Døtreskolen af 1791 ("Daughter School of 1791") was a girls' school active in Copenhagen, Denmark from 1791 until 1899. It is considered one of the first schools in Denmark to give secondary education to females.
 Several well known people were students at Døtreskolen, including the educational pioneer Annestine Beyer.

==History==

The school was founded on 12 September 1791. The first serious secondary school for girls (as opposed to finishing schools) in Copenhagen had been J. Cl. Todes Døtreskole, founded in 1787, but the parents had been so discontented with it that they had closed it down in 1791 by removing their daughters from it.

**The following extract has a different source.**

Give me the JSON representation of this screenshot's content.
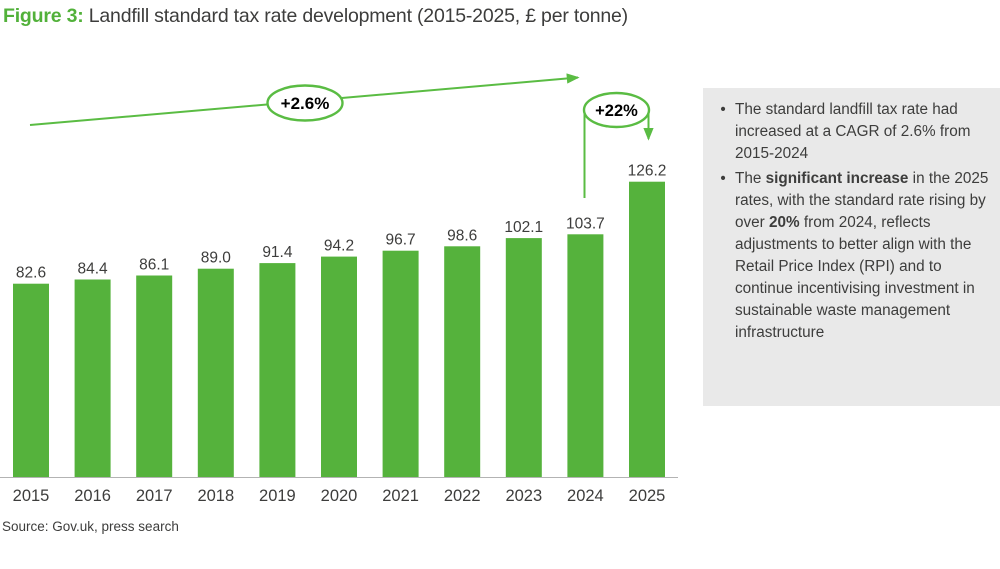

The parents of the former students of the closed school, belonging principally to the Copenhagen merchant class, formed a society which started the Døtreskolen af 1791. The students were given education in scientific subjects after the pattern of boys' schools, which made it a pioneer institution.

Until the 1840s, when a large number of secondary girls' schools were founded in Denmark, there were only three schools in Copenhagen to provide secondary education to females, of which this was the oldest.

In 1846 another pioneer institution for women's education in Denmark, the Den højere Dannelsesanstalt for Damer, was founded in the same building and shared localities with the school for the first period of its existence.

==Location==
The school was based at Østergade matr No. 34 (same building as Efterslægtselskabet) in 1794. In 1839-43, it was based at Store Købmagergade 53 in Frimand's Quarter. In 1844-49, it was based at Pilestræde No. 84 in Købmager Quarter. In 1850-52, it was based at Borgergade in St. Ann's West Quarter. In 1853-68, it was based at Vingårdsstræde No. 133 in the East Quarter.

==Other sources==
- Adda Hilden (1993) Lærerindeuddannelse (Odense Universitetsforlag)
- Tone Skinningsrud (2012) Fra reformasjonen til mellomkrigstiden. Framveksten av det norske utdanningssystemet 	(Tromsø: University of Tromsø. Doctor Philosophiae.)
- Carl Bruun (1901) Kjøbenhavn (Copenhagen: Thiele)
- Johannes Christoffer Hagemann Reinhardt Steenstrup (1917) Den danske kvindes historie: fra Holbergs tid til vor, 1701-1917 (Copenhagen: H. Hagerup)
- Carol Gold (1996) Educating Middle Class Daughters: Private Girls Schools in Copenhagen 1790–1820 (Museum Tusculanum Press) ISBN 978-8772893730

==Related reading==
- Realskolen gennem 200 år. Danmarks Privatskoleforening, 2010. bl.a.Bd.2 s.82ff.